The recent interest in greenhouse gas emissions from shale gas, which is extracted in a process commonly known as "fracking", stems from two sources. First, the advent of shale gas fracking in the past five years has greatly changed the energy outlook in the US as well as internationally. It promises to bring substantial new supplies of inexpensive natural gas to the market and thereby change investment opportunities in the energy sector. As such, there is much interest in understanding its implications for US and European energy security, as well as for alternative technologies such as renewables, nuclear and coal.

Second, because of the relative rapidity with which this new resource has come online, there is a sense that its potential negative impacts remain unchecked. Concerns have been raised primarily about the hydraulic fracturing process itself – particularly as to whether the fluids used may pose an environmental hazard, and even whether the process might be linked to increased seismic activity.

Earlier this year, questions were raised about whether methane emissions from the extraction process for shale gas might actually make the overall greenhouse gas impact of this fuel higher than that for, say, coal. Since coal is normally a much more carbon-intensive fuel than gas – nearly 75% more just in terms of carbon dioxide per energy unit – this was a surprising possibility. Indeed, it genuinely called into question the prospect of relying on shale gas as a so-called "bridge fuel" to a low-carbon energy system.

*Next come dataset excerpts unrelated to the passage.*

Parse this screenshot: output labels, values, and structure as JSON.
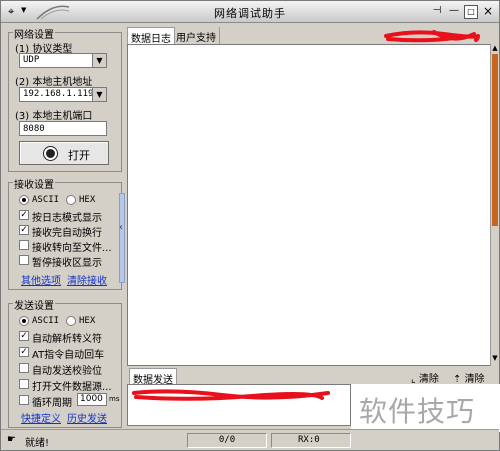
{
  "window": {
    "title": "网络调试助手",
    "pin_glyph": "⊣",
    "min_glyph": "—",
    "max_glyph": "□",
    "close_glyph": "×"
  },
  "net_settings": {
    "title": "网络设置",
    "protocol_label": "(1) 协议类型",
    "protocol_value": "UDP",
    "host_label": "(2) 本地主机地址",
    "host_value": "192.168.1.119",
    "port_label": "(3) 本地主机端口",
    "port_value": "8080",
    "open_button": "打开"
  },
  "recv_settings": {
    "title": "接收设置",
    "mode_ascii": "ASCII",
    "mode_hex": "HEX",
    "options": [
      {
        "label": "按日志模式显示",
        "checked": true
      },
      {
        "label": "接收完自动换行",
        "checked": true
      },
      {
        "label": "接收转向至文件...",
        "checked": false
      },
      {
        "label": "暂停接收区显示",
        "checked": false
      }
    ],
    "link_other": "其他选项",
    "link_clear": "清除接收"
  },
  "send_settings": {
    "title": "发送设置",
    "mode_ascii": "ASCII",
    "mode_hex": "HEX",
    "options": [
      {
        "label": "自动解析转义符",
        "checked": true
      },
      {
        "label": "AT指令自动回车",
        "checked": true
      },
      {
        "label": "自动发送校验位",
        "checked": false
      },
      {
        "label": "打开文件数据源...",
        "checked": false
      }
    ],
    "loop_label": "循环周期",
    "loop_value": "1000",
    "loop_unit": "ms",
    "link_shortcut": "快捷定义",
    "link_history": "历史发送"
  },
  "log_panel": {
    "tabs": [
      "数据日志",
      "用户支持"
    ]
  },
  "send_panel": {
    "tab": "数据发送",
    "clear1": "清除",
    "clear2": "清除"
  },
  "statusbar": {
    "status": "就绪!",
    "counter": "0/0",
    "rx": "RX:0"
  },
  "watermark": "软件技巧",
  "colors": {
    "window_bg": "#d4d0c8",
    "scribble": "#e8101a",
    "scroll_thumb": "#c8641e",
    "link": "#1133cc"
  }
}
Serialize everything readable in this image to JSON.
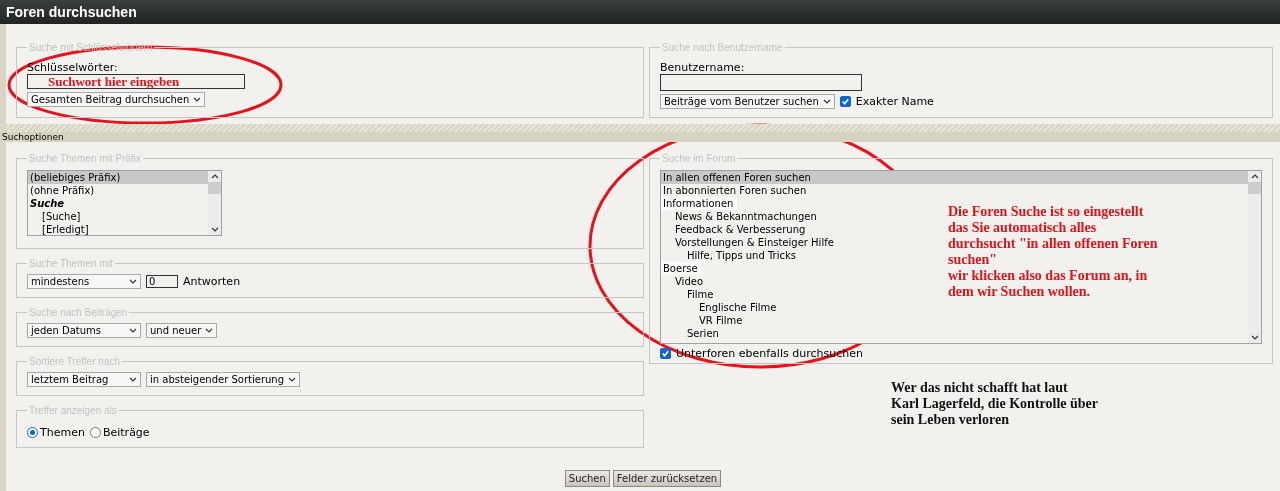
{
  "window": {
    "title": "Foren durchsuchen"
  },
  "keyword_group": {
    "legend": "Suche mit Schlüsselwörtern",
    "label": "Schlüsselwörter:",
    "field": {
      "value": "Suchwort hier eingeben"
    },
    "scope_dropdown": "Gesamten Beitrag durchsuchen"
  },
  "user_group": {
    "legend": "Suche nach Benutzername",
    "label": "Benutzername:",
    "mode_dropdown": "Beiträge vom Benutzer suchen",
    "exact_name": {
      "label": "Exakter Name",
      "checked": true
    }
  },
  "section_bar": {
    "title": "Suchoptionen"
  },
  "prefix_group": {
    "legend": "Suche Themen mit Präfix",
    "options": [
      {
        "label": "(beliebiges Präfix)",
        "kind": "option",
        "selected": true
      },
      {
        "label": "(ohne Präfix)",
        "kind": "option",
        "selected": false
      },
      {
        "label": "Suche",
        "kind": "group",
        "selected": false,
        "children": [
          {
            "label": "[Suche]",
            "selected": false
          },
          {
            "label": "[Erledigt]",
            "selected": false
          }
        ]
      }
    ]
  },
  "replies_group": {
    "legend": "Suche Themen mit",
    "dropdown": "mindestens",
    "count": "0",
    "unit": "Antworten"
  },
  "posts_group": {
    "legend": "Suche nach Beiträgen",
    "date_dropdown": "jeden Datums",
    "direction_dropdown": "und neuer"
  },
  "sort_group": {
    "legend": "Sortiere Treffer nach",
    "field_dropdown": "letztem Beitrag",
    "order_dropdown": "in absteigender Sortierung"
  },
  "display_group": {
    "legend": "Treffer anzeigen als",
    "options": [
      {
        "label": "Themen",
        "selected": true
      },
      {
        "label": "Beiträge",
        "selected": false
      }
    ]
  },
  "forum_group": {
    "legend": "Suche im Forum",
    "options": [
      {
        "label": "In allen offenen Foren suchen",
        "kind": "option",
        "selected": true
      },
      {
        "label": "In abonnierten Foren suchen",
        "kind": "option",
        "selected": false
      },
      {
        "label": "Informationen",
        "kind": "category",
        "selected": false,
        "children": [
          {
            "label": "News & Bekanntmachungen",
            "selected": false
          },
          {
            "label": "Feedback & Verbesserung",
            "selected": false
          },
          {
            "label": "Vorstellungen & Einsteiger Hilfe",
            "selected": false,
            "children": [
              {
                "label": "Hilfe, Tipps und Tricks",
                "selected": false
              }
            ]
          }
        ]
      },
      {
        "label": "Boerse",
        "kind": "category",
        "selected": false,
        "children": [
          {
            "label": "Video",
            "selected": false,
            "children": [
              {
                "label": "Filme",
                "selected": false,
                "children": [
                  {
                    "label": "Englische Filme",
                    "selected": false
                  },
                  {
                    "label": "VR Filme",
                    "selected": false
                  }
                ]
              },
              {
                "label": "Serien",
                "selected": false
              }
            ]
          }
        ]
      }
    ],
    "subforums": {
      "label": "Unterforen ebenfalls durchsuchen",
      "checked": true
    }
  },
  "annotations": [
    {
      "kind": "red",
      "text": "Die Foren Suche ist so eingestellt\ndas Sie automatisch alles\ndurchsucht \"in allen offenen Foren\nsuchen\"\nwir klicken also das Forum an, in\ndem wir Suchen wollen."
    },
    {
      "kind": "black",
      "text": "Wer das nicht schafft hat laut\nKarl Lagerfeld, die Kontrolle über\nsein Leben verloren"
    }
  ],
  "buttons": [
    {
      "label": "Suchen"
    },
    {
      "label": "Felder zurücksetzen"
    }
  ]
}
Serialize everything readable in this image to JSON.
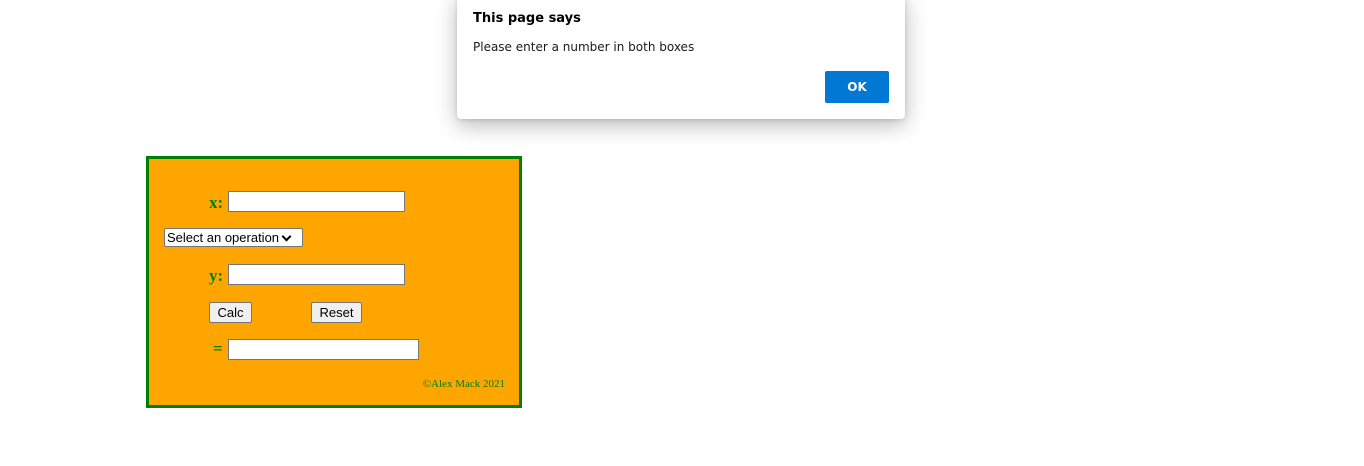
{
  "calculator": {
    "x_label": "x:",
    "y_label": "y:",
    "equals_label": "=",
    "x_value": "",
    "y_value": "",
    "result_value": "",
    "operation_selected": "Select an operation",
    "calc_button": "Calc",
    "reset_button": "Reset",
    "copyright": "©Alex Mack 2021",
    "colors": {
      "panel_background": "#ffa500",
      "panel_border": "#008000",
      "label_text": "#008000"
    }
  },
  "alert": {
    "title": "This page says",
    "message": "Please enter a number in both boxes",
    "ok_button": "OK",
    "colors": {
      "ok_button": "#0078d4"
    }
  }
}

In this study, the authors investigate this question using publicly available data sources on shale gas extraction processes and a few basic scenarios for electricity technologies. Three conclusions are worth noting. Under central assumptions, the researchers estimate that shale gas used for electricity generation will generate around 10% more greenhouse impact than conventional gas would, and that this impact remains substantially lower than the impact of coal-fired electricity (around 55%). The authors also highlight the extreme importance of better data collection and analysis for the methane emissions from the fracturing process – this would enable much greater precision in the assessment of overall impact. And finally, they point out that improvements in extraction technology could reduce the difference in impact further, and that this might be bolstered with some regulatory oversight.